Garden building, loft conversion and alterations, West Oxford
This was a project in three parts: a garden building, a loft conversion and alterations to an existing plastic roofed conservatory.
The opportunity to develop the three parts of the project together lead to a shared architectural language and palette of materials for the rear box dormer, the garden building and the refurbished conservatory. We explored a number of materials before settling on an untreated cedar cladding detailed as a ‘rainscreen’.
The garden building forms backdrop to the view of the garden. The 'L' shape plan wraps the building around an existing apple tree. The building is in two parts - a pitched roof home office with a loft area kids hangout. A workshop is tucked behind and lit with natural light from above. A flat roofed storage element houses bikes, garden tools and firewood behind cedar checker-board pattern doors.

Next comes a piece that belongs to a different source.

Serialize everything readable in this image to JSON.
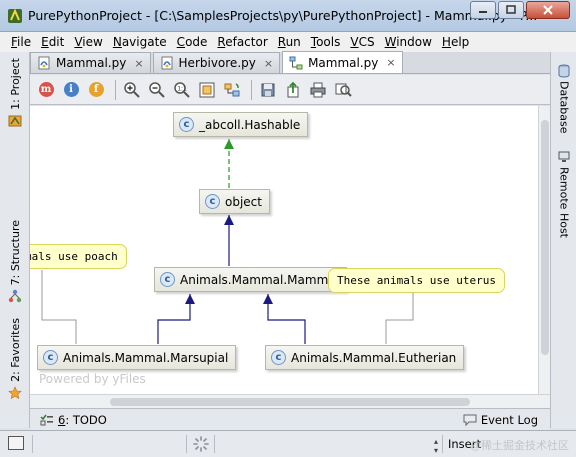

The loft conversion involved a hip to gable rebuilding of the roof. The hip is built up in metric common bricks and articulated as a gable end by setting dormer inboard slightly and using lead flashing to junction. The loft level houses a suite of spaces, a large light filled double bedroom, a shower / WC room with panoramic views across to the spires of Oxford and a walk in dressing room with shoe storage carefully fitted in above the stair.
The bedroom window slides, opening the room up to afternoon sun and views of the garden building and allotment gardens beyond.
The conservatory was used a dining room but was very cold in the winter. The clouded twinwall plastic roof was replaced with a highly insulated flat roof featuring an expansive fixed skylight. This move brings more light into space while improving the thermal comfort and efficiency. Bi-folding doors and thermal upgrading to the walls completed the exterior work. An interior wall was removed opening up the kitchen to the dining room.